关键词: NiCo₂S₄@ACF, 异质结, 绿色制备, 非对称超级电容器

Abstract:

Traditional NiCo₂S₄vulcanization process requires high-temperature and high energy supply, and has disadvantage of low conductivity. In this study, an environmental friendly vulanization method was utilized to prepare unique NiCo₂S₄@ACF core-shell heterstructure materials with activated carbon fiber (ACF) as skeleton at room temperature. NiCo₂S₄@ACF composite electrode material owns layered structures, which can effectively expand contact area with electrolyte, improve electron transmission path, and better create electrochemical performance. Specific capacitance of NiCo₂S₄@ACF composite electrode materials reached 1541.6 F/g (678 μF/cm²) at the current density of 1 A/g. In addition, the asymmetric supercapacitors (ASC) device fabricated with NiCo₂S₄@ACF as positive electrode and ACF as negative electrode exhibited energy density as high as 49.38 Wh/kg at the power density of 800 W/kg, and preeminent cycle stability up to 90.28% after 2000 cycles.

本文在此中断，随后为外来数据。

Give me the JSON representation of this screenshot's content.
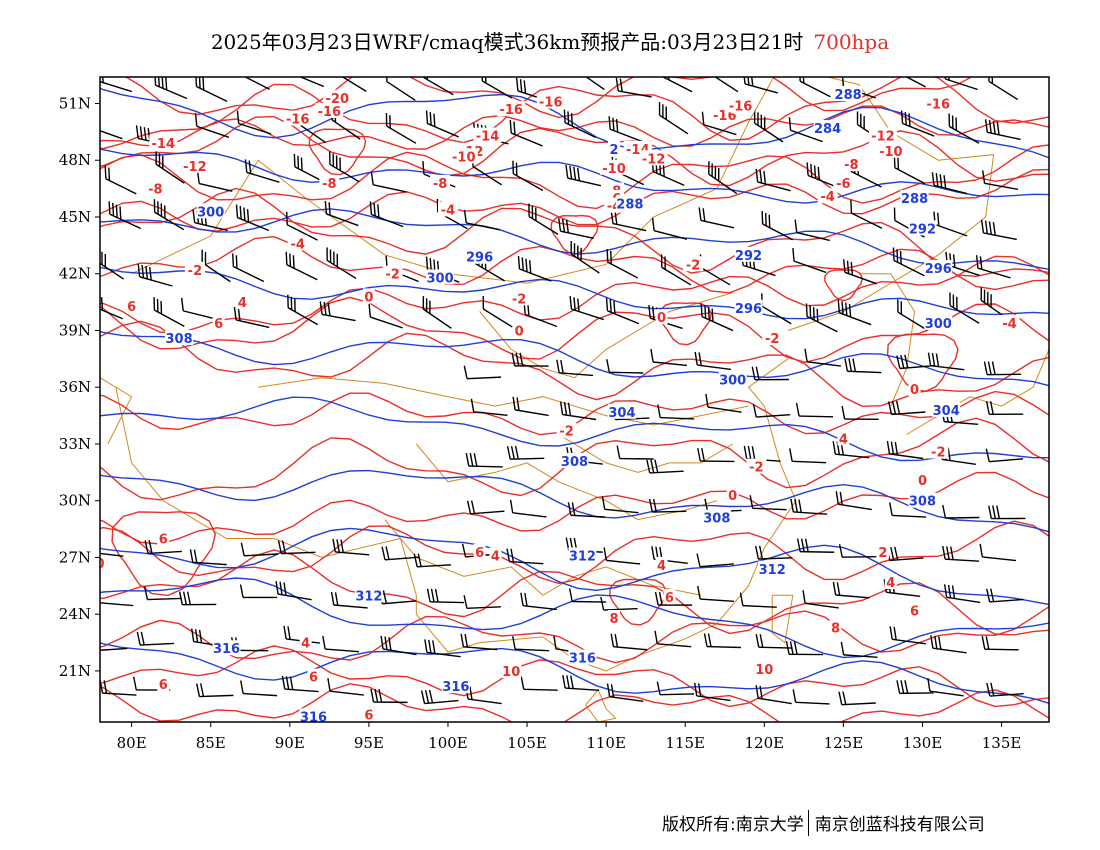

All these data demonstrated that NiCo₂S₄@ACF is a promising potential application in the field of high-performance supercapacitors in the future.

Key words: NiCo₂S₄@ACF, heterostructure, green preparation, asymmetric supercapacitors

中图分类号:

TQ069

赵世怀,杨紫博,赵晓明,徐文文,温昕,张庆印. NiCo₂S₄@ACF异质电极材料的绿色制备及其超级电容性能研究[J]. 无机材料学报, 2019, 34(2): 130-136.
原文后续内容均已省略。